Ultima sua prodezza, Better out than in, ha invaso i muri di New York per tutto il mese di Ottobre, dando vita ad una mostra itinerante che prevedeva un “contributo” quotidiano ubicato “a sorpresa” sulla buccia variopinta della grande mela.
Il sapore è sempre quello: dolceamaro, satirico e rivelatore con aggiunto un pizzico di amore per il simbolico e una profonda conoscenza dell’umano.
Come prevedibile l’effetto Banksy ha contagiato molti, alcuni stencils sono subito diventati icona, in particolare un cuore rattoppato che spicca il volo nel cemento e che tanto ricorda la balloon girl banksiana, realizzata nel 2005 sull’imponente muro di separazione israeliana; se però i palloncini cisgiordani sembravano portare in salvo la protagonista del murales conducendola verso nuovi mondi, qui il volo appare incerto, la meta è lontana e il cuore all’elio, senza nessuno da salvare, potrebbe sgonfiarsi da un momento all’altro.

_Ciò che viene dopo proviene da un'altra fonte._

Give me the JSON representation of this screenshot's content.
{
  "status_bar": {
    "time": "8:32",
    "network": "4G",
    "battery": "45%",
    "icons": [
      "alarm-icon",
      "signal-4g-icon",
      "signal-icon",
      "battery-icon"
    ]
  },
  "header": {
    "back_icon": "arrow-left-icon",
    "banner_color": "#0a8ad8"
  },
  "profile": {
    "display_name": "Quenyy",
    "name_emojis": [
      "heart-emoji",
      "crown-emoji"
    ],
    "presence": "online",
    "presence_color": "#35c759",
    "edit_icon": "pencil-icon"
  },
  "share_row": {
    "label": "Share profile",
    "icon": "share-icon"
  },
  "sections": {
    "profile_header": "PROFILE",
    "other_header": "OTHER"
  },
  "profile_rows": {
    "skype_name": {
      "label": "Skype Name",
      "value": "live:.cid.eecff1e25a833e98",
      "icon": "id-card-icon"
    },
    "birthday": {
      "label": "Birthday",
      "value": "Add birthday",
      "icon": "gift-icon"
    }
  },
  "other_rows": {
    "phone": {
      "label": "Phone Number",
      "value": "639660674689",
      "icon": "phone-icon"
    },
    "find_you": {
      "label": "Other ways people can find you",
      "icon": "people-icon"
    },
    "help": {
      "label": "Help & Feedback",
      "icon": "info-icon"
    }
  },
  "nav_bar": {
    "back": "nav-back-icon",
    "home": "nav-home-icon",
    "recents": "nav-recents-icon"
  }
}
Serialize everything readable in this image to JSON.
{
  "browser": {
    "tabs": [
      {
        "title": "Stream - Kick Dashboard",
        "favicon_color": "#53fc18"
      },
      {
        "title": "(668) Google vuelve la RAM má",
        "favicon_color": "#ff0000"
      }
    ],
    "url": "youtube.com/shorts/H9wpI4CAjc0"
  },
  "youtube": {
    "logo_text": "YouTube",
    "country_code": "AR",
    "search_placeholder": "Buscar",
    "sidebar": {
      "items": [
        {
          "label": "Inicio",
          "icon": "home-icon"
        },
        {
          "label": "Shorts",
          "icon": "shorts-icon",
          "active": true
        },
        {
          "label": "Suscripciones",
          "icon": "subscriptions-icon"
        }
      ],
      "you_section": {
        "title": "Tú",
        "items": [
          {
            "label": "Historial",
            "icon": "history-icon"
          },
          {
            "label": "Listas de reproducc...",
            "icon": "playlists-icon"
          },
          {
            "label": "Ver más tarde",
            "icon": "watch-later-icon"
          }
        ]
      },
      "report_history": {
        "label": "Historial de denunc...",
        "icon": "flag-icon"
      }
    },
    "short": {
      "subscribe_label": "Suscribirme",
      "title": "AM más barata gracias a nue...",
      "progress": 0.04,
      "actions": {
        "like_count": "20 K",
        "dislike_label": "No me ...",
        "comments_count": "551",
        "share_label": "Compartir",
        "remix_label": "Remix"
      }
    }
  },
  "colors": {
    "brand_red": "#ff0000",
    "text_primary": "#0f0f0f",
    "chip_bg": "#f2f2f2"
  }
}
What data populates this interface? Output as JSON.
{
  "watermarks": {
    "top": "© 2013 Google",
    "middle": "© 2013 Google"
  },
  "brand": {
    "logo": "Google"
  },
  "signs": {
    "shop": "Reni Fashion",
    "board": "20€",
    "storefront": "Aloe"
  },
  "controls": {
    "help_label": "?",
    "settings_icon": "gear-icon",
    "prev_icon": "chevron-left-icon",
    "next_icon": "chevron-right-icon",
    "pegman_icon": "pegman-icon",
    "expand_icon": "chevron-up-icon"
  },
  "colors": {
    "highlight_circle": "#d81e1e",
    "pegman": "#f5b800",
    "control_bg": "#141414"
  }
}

La capacità del writer di Bristol di cogliere la realtà e tradurla in linguaggio figurativo è notevole ma anche pericolosa, il rischio che si corre accomuna l’ultima sua impresa a quella cisgiordana del 2005, ed è quello della riduzione di alcune opere d’arte a semplici icone svuotate del proprio profondo significato.
Il rischio che si corre è quello di far diventare Banksy il simbolo dell’arte anti-capitalista e non sapere cosa sia il capitalismo, d’aver sullo schermo del proprio smartphone the balloon girl e ignorare come il muro di Berlino in realtà non sia mai caduto.
Ma è tuttavia un rischio che va corso quando l’arte, come in questo caso, esce dai musei, diventa democratica, parla alle strade e delle strade si nutre in vitalità, e tanto meglio se anche una sola delle migliaia di persone fermatesi a guardare Ronald McDonald mentre trascina una bambina sopravvissuta ad un bombardamento, si chiederà “cosa avrà voluto dire?”